Furthermore, the truths of science, unlike the many and varied—and often conflicting—claims of the world’s multitude of religions, are publicly displayed, repeatable and verifiable by anyone who cares to try. As the publisher says: ‘Excellent Beauty’ undoes our misconception of scientific inquiry as an executioner of beauty, making the case that science has won the battle with religion so thoroughly it can now explain why religion persists. The book also draws deep lessons for human flourishing from the very existence of scientific mysteries. It is these latter wonderful, completely public truths that constitute some strangeness in the proportion and reveal a universe worthy of awe and wonder. 

There have certainly been many battles between science and religion, from the days of Copernicus and Galileo to our own century’s fundamentalist holdouts against the evolution. But spirituality, that is a different matter entirely.

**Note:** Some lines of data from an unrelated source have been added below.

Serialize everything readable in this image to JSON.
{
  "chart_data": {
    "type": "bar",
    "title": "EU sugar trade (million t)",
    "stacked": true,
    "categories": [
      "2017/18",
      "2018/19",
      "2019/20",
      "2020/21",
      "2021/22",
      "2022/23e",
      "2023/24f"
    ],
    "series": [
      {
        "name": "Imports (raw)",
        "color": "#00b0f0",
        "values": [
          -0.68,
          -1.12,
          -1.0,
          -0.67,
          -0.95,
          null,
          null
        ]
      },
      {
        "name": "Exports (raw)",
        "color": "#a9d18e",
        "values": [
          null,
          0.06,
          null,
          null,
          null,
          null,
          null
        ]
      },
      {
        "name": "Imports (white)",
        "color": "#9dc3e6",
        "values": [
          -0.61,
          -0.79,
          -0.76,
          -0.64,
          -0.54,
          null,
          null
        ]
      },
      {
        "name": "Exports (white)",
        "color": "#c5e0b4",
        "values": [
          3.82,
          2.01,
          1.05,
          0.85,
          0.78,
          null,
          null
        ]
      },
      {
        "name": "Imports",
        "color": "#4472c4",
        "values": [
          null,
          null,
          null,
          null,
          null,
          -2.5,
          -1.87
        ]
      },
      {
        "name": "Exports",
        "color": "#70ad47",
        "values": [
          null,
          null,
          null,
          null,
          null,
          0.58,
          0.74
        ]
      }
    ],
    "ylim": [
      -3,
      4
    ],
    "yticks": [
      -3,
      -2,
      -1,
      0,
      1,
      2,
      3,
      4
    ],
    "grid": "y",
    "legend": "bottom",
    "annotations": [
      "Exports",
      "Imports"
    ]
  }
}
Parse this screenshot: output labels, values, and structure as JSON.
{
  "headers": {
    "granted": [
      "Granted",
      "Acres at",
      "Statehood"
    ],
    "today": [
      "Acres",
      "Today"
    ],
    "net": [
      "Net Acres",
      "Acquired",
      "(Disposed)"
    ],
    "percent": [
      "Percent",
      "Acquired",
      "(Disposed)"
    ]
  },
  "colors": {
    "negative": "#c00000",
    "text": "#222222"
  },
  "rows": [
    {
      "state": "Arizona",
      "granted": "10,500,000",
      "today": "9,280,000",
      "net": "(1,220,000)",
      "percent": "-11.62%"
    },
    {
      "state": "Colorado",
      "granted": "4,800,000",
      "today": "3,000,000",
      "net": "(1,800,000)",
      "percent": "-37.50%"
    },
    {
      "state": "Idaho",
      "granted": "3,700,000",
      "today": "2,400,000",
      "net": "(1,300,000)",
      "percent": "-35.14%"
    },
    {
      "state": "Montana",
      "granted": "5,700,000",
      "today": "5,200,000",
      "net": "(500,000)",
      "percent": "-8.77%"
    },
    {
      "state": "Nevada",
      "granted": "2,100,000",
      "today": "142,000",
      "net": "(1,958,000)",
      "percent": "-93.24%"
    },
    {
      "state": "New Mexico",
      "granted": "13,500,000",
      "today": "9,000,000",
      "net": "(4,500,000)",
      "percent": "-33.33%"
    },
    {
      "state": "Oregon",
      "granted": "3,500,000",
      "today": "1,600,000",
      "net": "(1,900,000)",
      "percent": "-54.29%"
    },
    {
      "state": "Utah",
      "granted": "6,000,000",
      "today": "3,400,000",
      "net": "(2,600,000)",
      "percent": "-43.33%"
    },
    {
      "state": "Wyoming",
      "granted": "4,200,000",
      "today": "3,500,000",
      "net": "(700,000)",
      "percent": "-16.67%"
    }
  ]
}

For to let go of the props and talismans and dubious comforts of religion and instead to walk naked, awestruck and open-minded towards the majesty of the night sky, the mysteries of the Universe, the puzzle of human consciousness and the everyday miracles of Nature, is to embark upon a profoundly spiritual journey. It is, as Dietrich himself points out, a kind of modern ‘Pilgrim’s Progress.’

I found this a deliciously mind-stretching book, challenging in its concepts and yet easy to read and understand and seasoned with a delightful dash of humour here and there. Definitely recommended.